Animal Shelter Supervisor Catherine Powers said the contract was worked out by former Assistant County Counsel Jeni Meyer and the attorney for Pennies for Pooches, Eric Bryant.
“We presented a contract, they submitted some changes. They did some tweaks. Now we are going to sign the contract,” Powers said Tuesday.
Commission Chair David Itzen said there were actually three agreements to sign – a lease agreement, a services agreement and a transfer agreement.
“I think it’s fine,” Itzen said. “The transfer agreement is effective Sept. 1. The agreements are between Curry County and Pennies for Pooches.”
Under the new setup, Powers will remain with the nonprofit shelter. Enforcement of dog violations will remain with the Sheriff’s Office.
“I’m only one person,” Powers said. “Back in the day there were three animal control officers.”
Once the shelter is no longer with the county, it will rely totally on donations, license fees, adoptions and boarding fees to keep running.
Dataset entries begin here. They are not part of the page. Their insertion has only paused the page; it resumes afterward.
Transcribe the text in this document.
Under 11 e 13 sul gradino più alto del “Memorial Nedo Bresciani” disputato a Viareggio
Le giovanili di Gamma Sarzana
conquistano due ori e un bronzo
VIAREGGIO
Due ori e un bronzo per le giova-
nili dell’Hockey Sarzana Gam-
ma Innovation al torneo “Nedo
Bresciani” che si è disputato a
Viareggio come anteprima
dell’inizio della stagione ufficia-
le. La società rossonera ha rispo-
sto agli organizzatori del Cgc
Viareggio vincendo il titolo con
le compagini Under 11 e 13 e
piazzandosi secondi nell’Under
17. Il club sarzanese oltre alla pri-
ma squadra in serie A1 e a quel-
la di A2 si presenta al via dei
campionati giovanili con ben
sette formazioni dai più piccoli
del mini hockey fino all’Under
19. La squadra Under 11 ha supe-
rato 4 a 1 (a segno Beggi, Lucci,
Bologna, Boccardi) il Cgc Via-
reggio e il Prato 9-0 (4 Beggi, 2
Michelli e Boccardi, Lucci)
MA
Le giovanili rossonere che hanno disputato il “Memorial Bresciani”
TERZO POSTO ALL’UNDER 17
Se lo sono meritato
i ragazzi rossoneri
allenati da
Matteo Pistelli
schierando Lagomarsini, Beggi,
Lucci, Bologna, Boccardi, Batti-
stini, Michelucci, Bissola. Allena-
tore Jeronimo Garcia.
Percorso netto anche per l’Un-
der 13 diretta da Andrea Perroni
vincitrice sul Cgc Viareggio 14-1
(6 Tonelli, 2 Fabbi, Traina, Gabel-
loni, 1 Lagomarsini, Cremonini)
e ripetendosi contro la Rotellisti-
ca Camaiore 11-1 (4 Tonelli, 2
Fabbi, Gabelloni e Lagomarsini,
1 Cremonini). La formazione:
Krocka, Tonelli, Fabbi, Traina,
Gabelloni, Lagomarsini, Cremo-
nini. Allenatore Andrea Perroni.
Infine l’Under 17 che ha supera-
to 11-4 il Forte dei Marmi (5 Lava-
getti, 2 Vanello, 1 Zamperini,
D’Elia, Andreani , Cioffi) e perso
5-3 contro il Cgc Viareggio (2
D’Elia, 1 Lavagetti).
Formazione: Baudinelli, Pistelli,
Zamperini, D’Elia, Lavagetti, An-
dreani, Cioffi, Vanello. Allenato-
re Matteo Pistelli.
“All license fees will go to the county treasurer and will come back to the nonprofit. We will continue to take all surrenders and strays,” Powers said.
Previously, a second nonprofit was to take over the animal shelter, but now it’s back to Pennies for Pooches, which raises money for the shelter.
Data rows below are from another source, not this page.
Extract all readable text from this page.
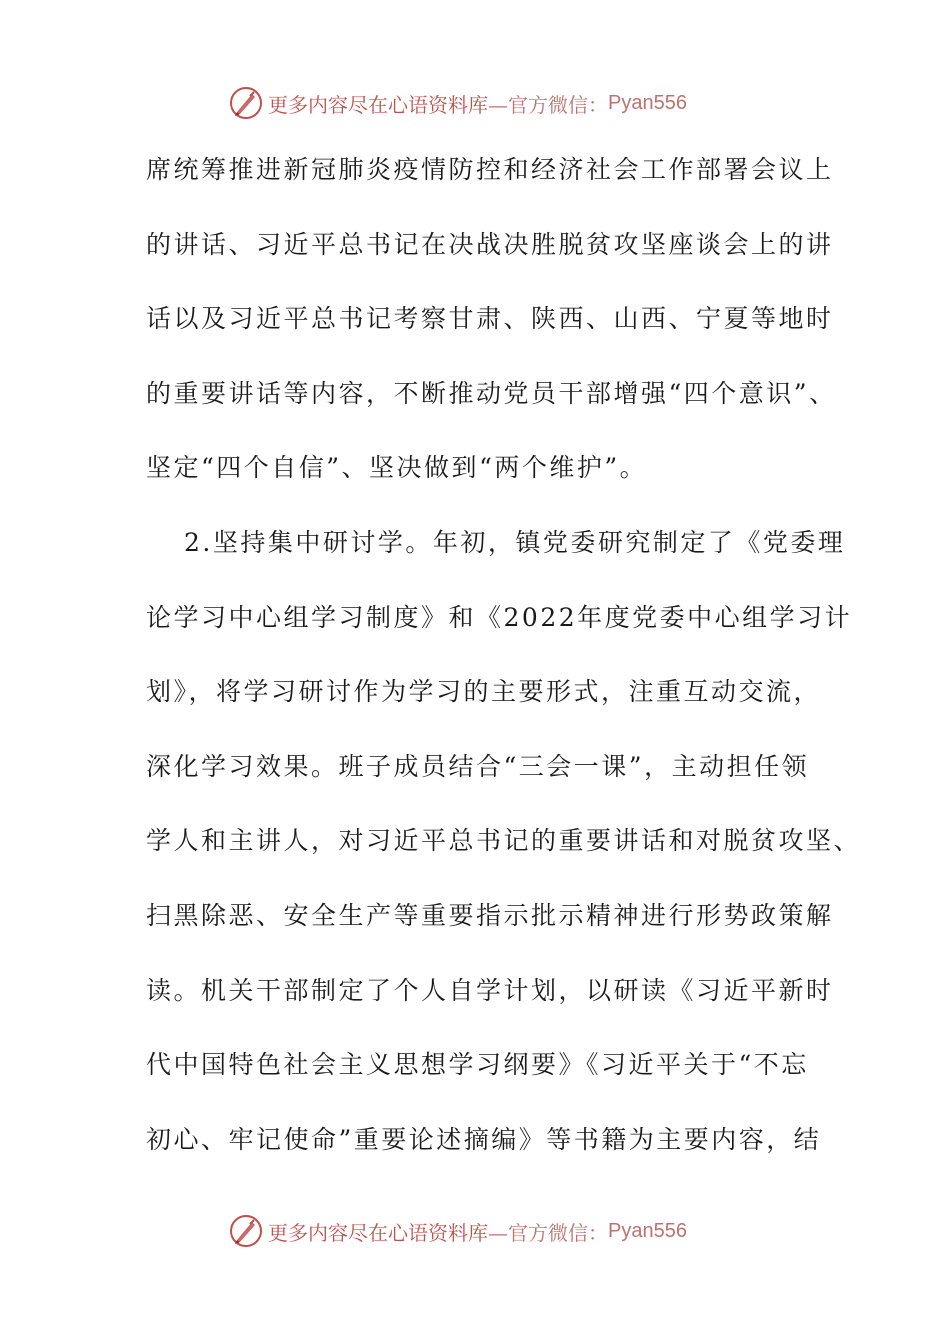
更多内容尽在心语资料库 —官方微信： Pyan556
席统筹推进新冠肺炎疫情防控和经济社会工作部署会议上
的讲话、习近平总书记在决战决胜脱贫攻坚座谈会上的讲
话以及习近平总书记考察甘肃、陕西、山西、宁夏等地时
的重要讲话等内容，不断推动党员干部增强“四个意识”、
坚定“四个自信”、坚决做到“两个维护”。
2.坚持集中研讨学。年初，镇党委研究制定了《党委理
论学习中心组学习制度》和《2022年度党委中心组学习计
划》，将学习研讨作为学习的主要形式，注重互动交流，
深化学习效果。班子成员结合“三会一课”，主动担任领
学人和主讲人，对习近平总书记的重要讲话和对脱贫攻坚、
扫黑除恶、安全生产等重要指示批示精神进行形势政策解
读。机关干部制定了个人自学计划，以研读《习近平新时
代中国特色社会主义思想学习纲要》《习近平关于“不忘
初心、牢记使命”重要论述摘编》等书籍为主要内容，结
更多内容尽在心语资料库 —官方微信： Pyan556
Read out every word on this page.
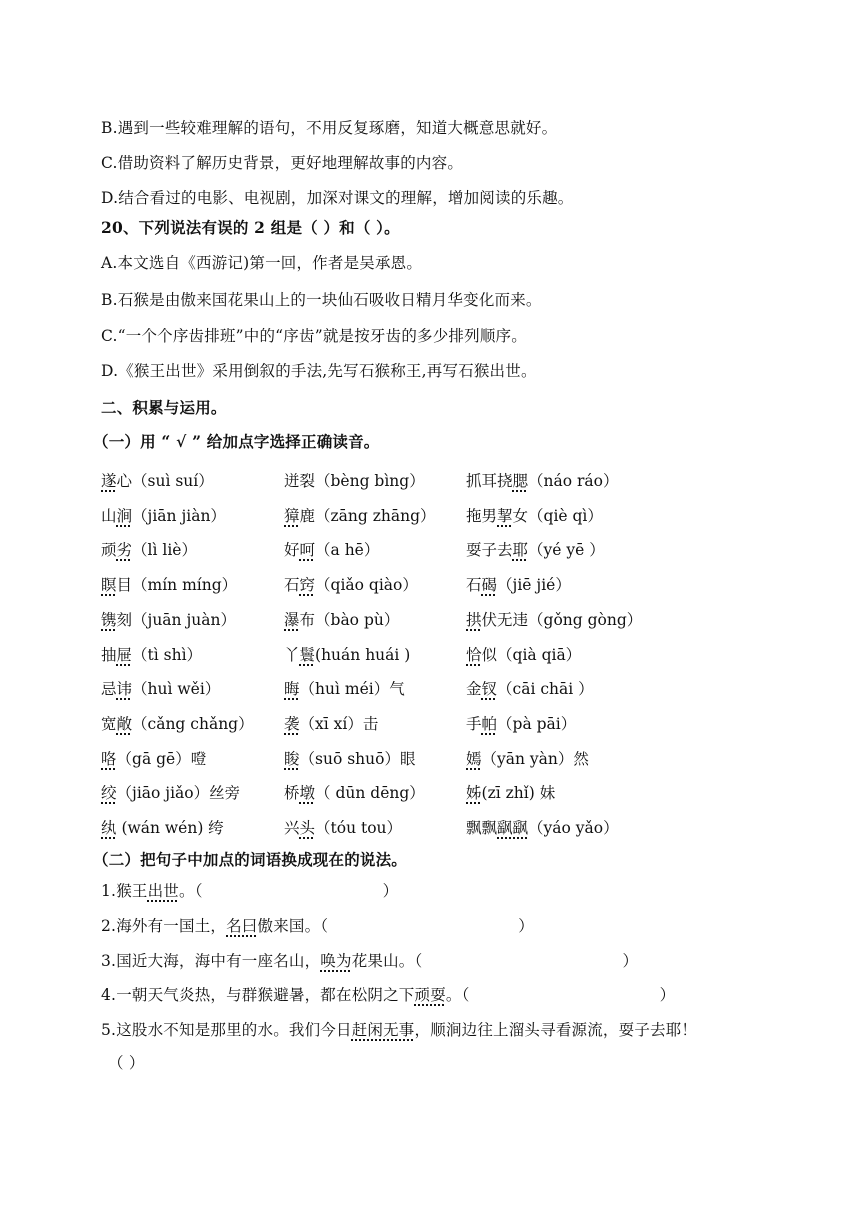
B.遇到一些较难理解的语句，不用反复琢磨，知道大概意思就好。
C.借助资料了解历史背景，更好地理解故事的内容。
D.结合看过的电影、电视剧，加深对课文的理解，增加阅读的乐趣。
20、下列说法有误的 2 组是（ ）和（ ）。
A.本文选自《西游记)第一回，作者是吴承恩。
B.石猴是由傲来国花果山上的一块仙石吸收日精月华变化而来。
C.“一个个序齿排班”中的“序齿”就是按牙齿的多少排列顺序。
D.《猴王出世》采用倒叙的手法,先写石猴称王,再写石猴出世。
二、积累与运用。
（一）用 “ √ ” 给加点字选择正确读音。
遂心（suì suí）	迸裂（bèng bìng）	抓耳挠腮（náo ráo）
山涧（jiān jiàn）	獐鹿（zāng zhāng） 拖男挈女（qiè qì）
顽劣（lì liè）	好呵（a hē）	耍子去耶（yé yē ）
瞑目（mín míng）	石窍（qiǎo qiào）	石碣（jiē jié）
镌刻（juān juàn）	瀑布（bào pù）	拱伏无违（gǒng gòng）
抽屉（tì shì）	丫鬟(huán huái )	恰似（qià qiā）
忌讳（huì wěi）	晦（huì méi）气	金钗（cāi chāi ）
宽敞（cǎng chǎng） 袭（xī xí）击	手帕（pà pāi）
咯（gā gē）噔	睃（suō shuō）眼	嫣（yān yàn）然
绞（jiāo jiǎo）丝旁	桥墩（ dūn dēng）	姊(zī zhǐ) 妹
纨 (wán wén) 绔	兴头（tóu tou）	飘飘飖飖（yáo yǎo）
（二）把句子中加点的词语换成现在的说法。
1.猴王出世。（	）
2.海外有一国土，名曰傲来国。（	）
3.国近大海，海中有一座名山，唤为花果山。（	）
4.一朝天气炎热，与群猴避暑，都在松阴之下顽耍。（	）
5.这股水不知是那里的水。我们今日赶闲无事，顺涧边往上溜头寻看源流，耍子去耶！
（ ）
“The two nonprofits merged,” Powers said.
The original transfer target date had to be moved following an inspection of the shelter.
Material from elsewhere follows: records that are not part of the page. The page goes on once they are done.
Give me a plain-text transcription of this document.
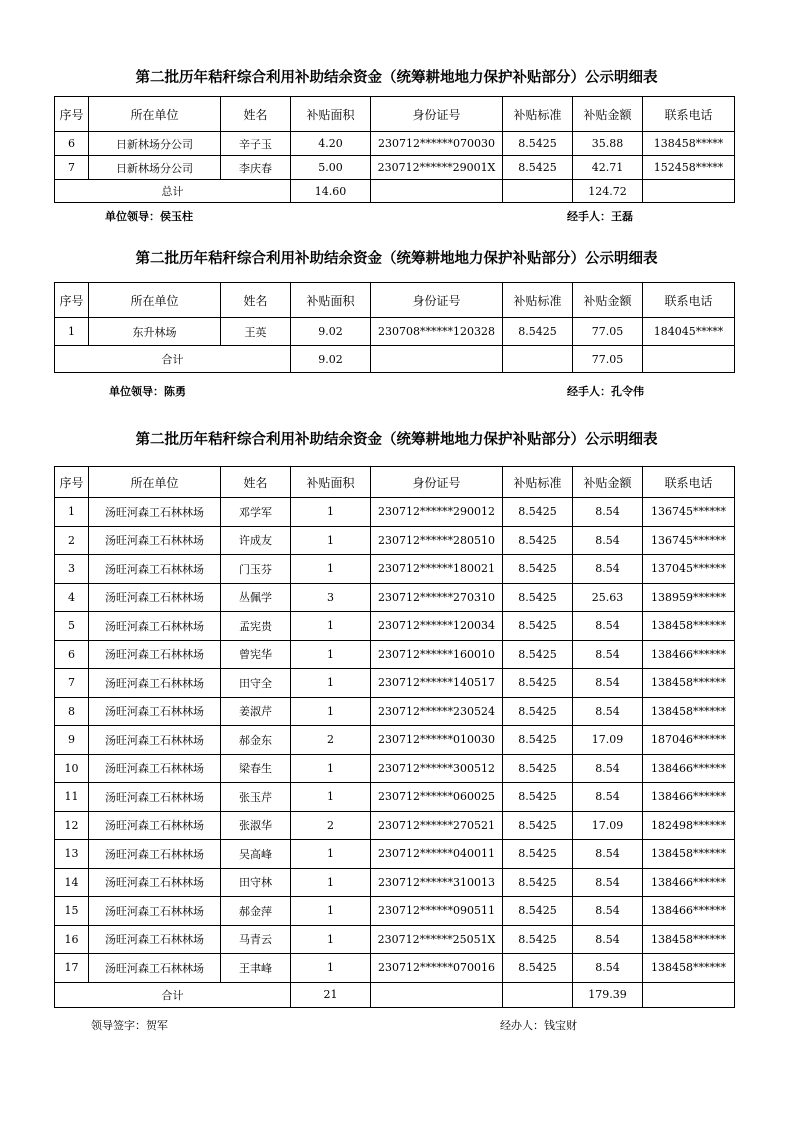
第二批历年秸秆综合利用补助结余资金（统筹耕地地力保护补贴部分）公示明细表
序号	所在单位	姓名	补贴面积	身份证号	补贴标准	补贴金额	联系电话
6	日新林场分公司	辛子玉	4.20	230712******070030	8.5425	35.88	138458*****
7	日新林场分公司	李庆春	5.00	230712******29001X	8.5425	42.71	152458*****
总计			14.60			124.72	
单位领导：侯玉柱	经手人：王磊
第二批历年秸秆综合利用补助结余资金（统筹耕地地力保护补贴部分）公示明细表
序号	所在单位	姓名	补贴面积	身份证号	补贴标准	补贴金额	联系电话
1	东升林场	王英	9.02	230708******120328	8.5425	77.05	184045*****
合计			9.02			77.05	
单位领导：陈勇	经手人：孔令伟
第二批历年秸秆综合利用补助结余资金（统筹耕地地力保护补贴部分）公示明细表
序号	所在单位	姓名	补贴面积	身份证号	补贴标准	补贴金额	联系电话
1	汤旺河森工石林林场	邓学军	1	230712******290012	8.5425	8.54	136745******
2	汤旺河森工石林林场	许成友	1	230712******280510	8.5425	8.54	136745******
3	汤旺河森工石林林场	门玉芬	1	230712******180021	8.5425	8.54	137045******
4	汤旺河森工石林林场	丛佩学	3	230712******270310	8.5425	25.63	138959******
5	汤旺河森工石林林场	孟宪贵	1	230712******120034	8.5425	8.54	138458******
6	汤旺河森工石林林场	曾宪华	1	230712******160010	8.5425	8.54	138466******
7	汤旺河森工石林林场	田守全	1	230712******140517	8.5425	8.54	138458******
8	汤旺河森工石林林场	姜淑芹	1	230712******230524	8.5425	8.54	138458******
9	汤旺河森工石林林场	郝金东	2	230712******010030	8.5425	17.09	187046******
10	汤旺河森工石林林场	梁春生	1	230712******300512	8.5425	8.54	138466******
11	汤旺河森工石林林场	张玉芹	1	230712******060025	8.5425	8.54	138466******
12	汤旺河森工石林林场	张淑华	2	230712******270521	8.5425	17.09	182498******
13	汤旺河森工石林林场	吴高峰	1	230712******040011	8.5425	8.54	138458******
14	汤旺河森工石林林场	田守林	1	230712******310013	8.5425	8.54	138466******
15	汤旺河森工石林林场	郝金萍	1	230712******090511	8.5425	8.54	138466******
16	汤旺河森工石林林场	马青云	1	230712******25051X	8.5425	8.54	138458******
17	汤旺河森工石林林场	王聿峰	1	230712******070016	8.5425	8.54	138458******
合计			21			179.39	
领导签字：贺军	经办人：钱宝财
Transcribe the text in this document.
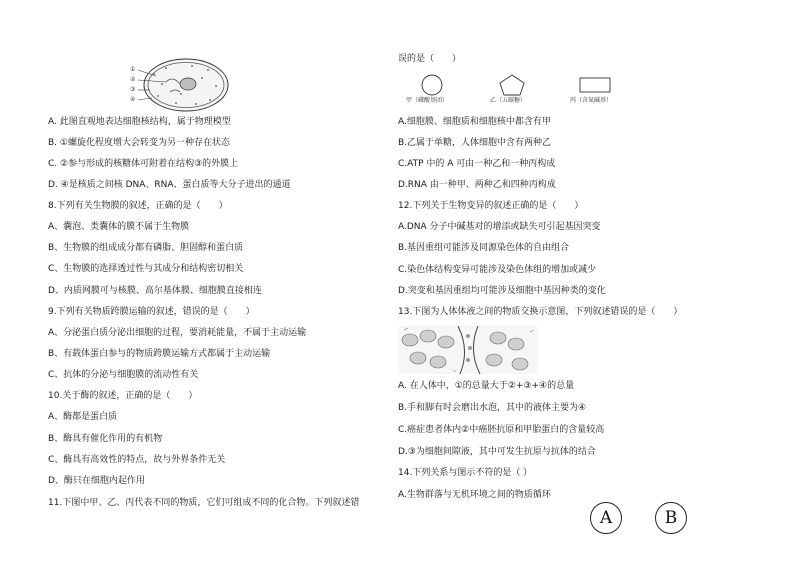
①
②
③
④
A. 此图直观地表达细胞核结构，属于物理模型
B. ①螺旋化程度增大会转变为另一种存在状态
C. ②参与形成的核糖体可附着在结构③的外膜上
D. ④是核质之间核 DNA、RNA、蛋白质等大分子进出的通道
8.下列有关生物膜的叙述，正确的是（　　）
A、囊泡、类囊体的膜不属于生物膜
B、生物膜的组成成分都有磷脂、胆固醇和蛋白质
C、生物膜的选择透过性与其成分和结构密切相关
D、内质网膜可与核膜、高尔基体膜、细胞膜直接相连
9.下列有关物质跨膜运输的叙述，错误的是（　　）
A、分泌蛋白质分泌出细胞的过程，要消耗能量，不属于主动运输
B、有载体蛋白参与的物质跨膜运输方式都属于主动运输
C、抗体的分泌与细胞膜的流动性有关
10.关于酶的叙述，正确的是（　　）
A、酶都是蛋白质
B、酶具有催化作用的有机物
C、酶具有高效性的特点，故与外界条件无关
D、酶只在细胞内起作用
11.下图中甲、乙、丙代表不同的物质，它们可组成不同的化合物。下列叙述错
误的是（　　）
甲（磷酸基团）	乙（五碳糖）	丙（含氮碱基）
A.细胞膜、细胞质和细胞核中都含有甲
B.乙属于单糖，人体细胞中含有两种乙
C.ATP 中的 A 可由一种乙和一种丙构成
D.RNA 由一种甲、两种乙和四种丙构成
12.下列关于生物变异的叙述正确的是（　　）
A.DNA 分子中碱基对的增添或缺失可引起基因突变
B.基因重组可能涉及同源染色体的自由组合
C.染色体结构变异可能涉及染色体组的增加或减少
D.突变和基因重组均可能涉及细胞中基因种类的变化
13.下图为人体体液之间的物质交换示意图，下列叙述错误的是（　　）
A. 在人体中，①的总量大于②+③+④的总量
B.手和脚有时会磨出水泡，其中的液体主要为④
C.癌症患者体内②中癌胚抗原和甲胎蛋白的含量较高
D.③为细胞间隙液，其中可发生抗原与抗体的结合
14.下列关系与图示不符的是（ ）
A.生物群落与无机环境之间的物质循环
A	B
“We were really close, but issues with the shelter – mold and dry rot – have come up,” Sheriff John Bishop said before the earlier date.
The building has since been repaired.
Powers said that in January she hopes to have the dog license fee, now at $25, reduced.
“Lincoln City has a $5 fee,” she said. “I want to get our low enough that people want to buy it. They will be supporting us.”
Powers said that would not come until January because state law allows fees to be changed only twice a year.
Commissioners approved a resolution in February to transfer the shelter to a nonprofit group.
“This is the first step to move animal control,” Waddle said then. “This resolution will go ahead and establish a process. It will be a departure from the annual budget. It will be a savings in the sheriff’s budget.”
With the end of federal timber payments, the county has been cutting departments where possible. Home Health & Hospice was spun off to a private nonprofit organization a year ago and county commissioners are hoping to do the same soon with Health and Human Services.
The resolution approved in February noted that Curry County, through the Sheriff’s Office, operates an animal shelter which serves as a dog impoundment facility in accordance with the requirements of state law to provide an “adequate and sanitary” facility to meet the law enforcement needs of the County.
It “accepts and cares for dogs surrendered by the public, provides adoption services, licensing of dogs in accordance with law, assistance in medical services in connection with local veterinarians, and promotes the humane treatment of animals,” the resolution says.
But because of a reduction in available funds, the county would like to investigate ways to effectively, efficiently and affordably provide animal shelter services beyond the end of the fiscal year.
Therefore, the commissioners resolved to “negotiate with a freestanding entity and other necessary parties regarding the transition of the Animal Shelter operation and related activities.”